O Rio de Janeiro está
dando um banho de teatro nos palcos paulistanos. Nos primeiros meses do ano
fomos agraciados com os excelentes Enquanto Você Voava Eu Criava Raízes
e Alguma Coisa Podre que vieram da temporada de 2023; seguiram-se
Todas as Coisas Maravilhosas e Let’s Play That e neste
final de junho foi a vez de Julius Caesar, A Menina Escorrendo dos
Olhos da Mãe e Orfãos.
A montagem de Orfãos
parte do texto do dramaturgo norte americano Lyle Kessler que mostra a vida
solitária dos irmãos Treat e Phillip.
Treat, o mais velho,
perambula pelas ruas roubando para garantir a sobrevivência dele e do irmão
menor. Tem personalidade violenta.
Phillip vive recluso
por ordens do irmão, acreditando que tem uma doença que o impede de se
aventurar nas ruas. Tem um mundo todo seu baseado em heróis das histórias que
lê, escondido de Treat, que acredita que ele é analfabeto. É um jovem tímido e
inseguro.
Convivendo nessa
relação tóxica os irmãos têm carência de afeto de um pai desconhecido e de uma
mãe que morreu muito jovem.
É nesse cenário que
surge na vida deles um elegante senhor de nome Harold, pessoa de origem escusa,
mas que se afeiçoa a eles, procurando ajuda-los tanto no aspecto comportamental
como no financeiro. Enquanto Phillip desenvolve-se com os ensinamentos de
Harold, o irascível Treat o trata com desprezo, até um desfecho trágico.
Essa simples história
é contada de forma surpreendente pelo autor com diálogos ágeis e um conflito há
cada dez minutos.
O diretor Fernando
Philbert aproveita o ambiente caótico presente no texto para situar a cena em
aposento de moradia muito sujo e desorganizado pelo qual Phillip circula para
preencher o vazio de sua existência.
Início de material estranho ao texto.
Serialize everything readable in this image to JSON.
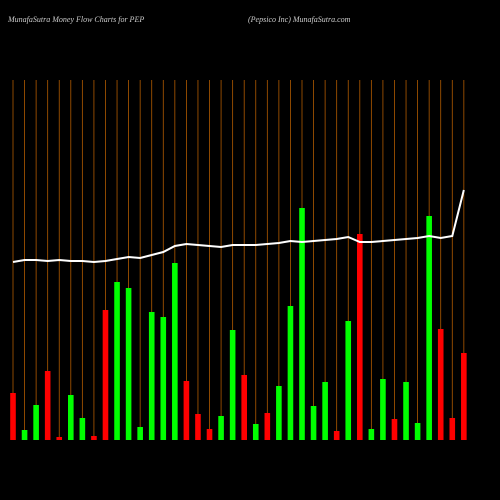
{
  "chart_data": {
    "type": "bar",
    "title": "MunafaSutra  Money Flow  Charts for PEP",
    "subtitle": "(Pepsico  Inc) MunafaSutra.com",
    "categories": [
      null,
      null,
      null,
      null,
      null,
      null,
      null,
      null,
      null,
      null,
      null,
      null,
      null,
      null,
      null,
      null,
      null,
      null,
      null,
      null,
      null,
      null,
      null,
      null,
      null,
      null,
      null,
      null,
      null,
      null,
      null,
      null,
      null,
      null,
      null,
      null,
      null,
      null,
      null,
      null
    ],
    "values": [
      47,
      10,
      35,
      69,
      3,
      45,
      22,
      4,
      130,
      158,
      152,
      13,
      128,
      123,
      177,
      59,
      26,
      11,
      24,
      110,
      65,
      16,
      27,
      54,
      134,
      232,
      34,
      58,
      9,
      119,
      206,
      11,
      61,
      21,
      58,
      17,
      224,
      111,
      22,
      87
    ],
    "colors": [
      "#ff0000",
      "#00ff00",
      "#00ff00",
      "#ff0000",
      "#ff0000",
      "#00ff00",
      "#00ff00",
      "#ff0000",
      "#ff0000",
      "#00ff00",
      "#00ff00",
      "#00ff00",
      "#00ff00",
      "#00ff00",
      "#00ff00",
      "#ff0000",
      "#ff0000",
      "#ff0000",
      "#00ff00",
      "#00ff00",
      "#ff0000",
      "#00ff00",
      "#ff0000",
      "#00ff00",
      "#00ff00",
      "#00ff00",
      "#00ff00",
      "#00ff00",
      "#ff0000",
      "#00ff00",
      "#ff0000",
      "#00ff00",
      "#00ff00",
      "#ff0000",
      "#00ff00",
      "#00ff00",
      "#00ff00",
      "#ff0000",
      "#ff0000",
      "#ff0000"
    ],
    "line_values": [
      178,
      180,
      180,
      179,
      180,
      179,
      179,
      178,
      179,
      181,
      183,
      182,
      185,
      188,
      194,
      196,
      195,
      194,
      193,
      195,
      195,
      195,
      196,
      197,
      199,
      198,
      199,
      200,
      201,
      203,
      198,
      198,
      199,
      200,
      201,
      202,
      204,
      202,
      204,
      250
    ],
    "line_color": "#ffffff",
    "grid_color": "#b05a00",
    "ylim": [
      0,
      360
    ]
  }
}
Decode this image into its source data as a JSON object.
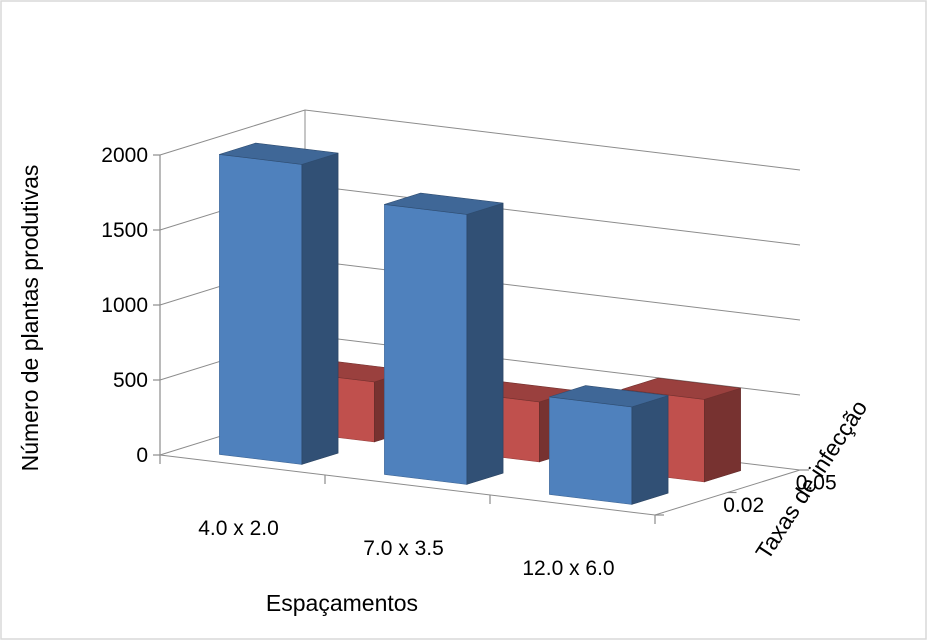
{
  "chart_data": {
    "type": "bar",
    "style": "3d-column",
    "categories": [
      "4.0 x 2.0",
      "7.0 x 3.5",
      "12.0 x 6.0"
    ],
    "depth_categories": [
      "0.02",
      "0.05"
    ],
    "series": [
      {
        "name": "0.02",
        "color": "#4F81BD",
        "values": [
          2000,
          1800,
          650
        ]
      },
      {
        "name": "0.05",
        "color": "#C0504D",
        "values": [
          400,
          400,
          550
        ]
      }
    ],
    "ylim": [
      0,
      2000
    ],
    "yticks": [
      "0",
      "500",
      "1000",
      "1500",
      "2000"
    ],
    "xlabel": "Espaçamentos",
    "ylabel": "Número de plantas produtivas",
    "zlabel": "Taxas de infecção",
    "grid": true,
    "legend": "none"
  }
}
A medida que a influência de Harold vai
aumentando, a casa e os figurinos vão se tornando mais civilizados; solução
engenhosa para a qual contribuem Natália Lana (cenário), Vilmar Olos
(iluminação) e Rocio Moure (figurinos). A destacar também a trilha sonora
criada por Marcelo Alonso Neves e a dinâmica direção de movimento assinada por
Toni Rodrigues que atinge seu auge com o verdadeiro balé realizado por Phillip
quando circula pela casa nas primeiras cenas da peça, cena que demonstra também
o preparo físico do ator Lucas Drummond.
Toda essa parte
criativa seria insuficiente se não houvesse elenco de peso para vestir as
personagens de Treat, Harold e Phillip.
O grandalhão Treat
encontra em Rafael Queiroz o intérprete ideal, seja pelo physique du rôle,
seja pela garra com que realiza as cenas dos surtos de violência da personagem.
Em uma bem-vinda
volta aos palcos paulistanos, Ernani Moraes interpreta um elegante e comedido
senhor Harold com fala mansa e gestos equilibrados, algo bastante diverso das
personagens que ele costuma fazer. Belíssimo trabalho.
Finalmente cabe
destacar e louvar a surpreendente e emocionante performance de Lucas Drummond.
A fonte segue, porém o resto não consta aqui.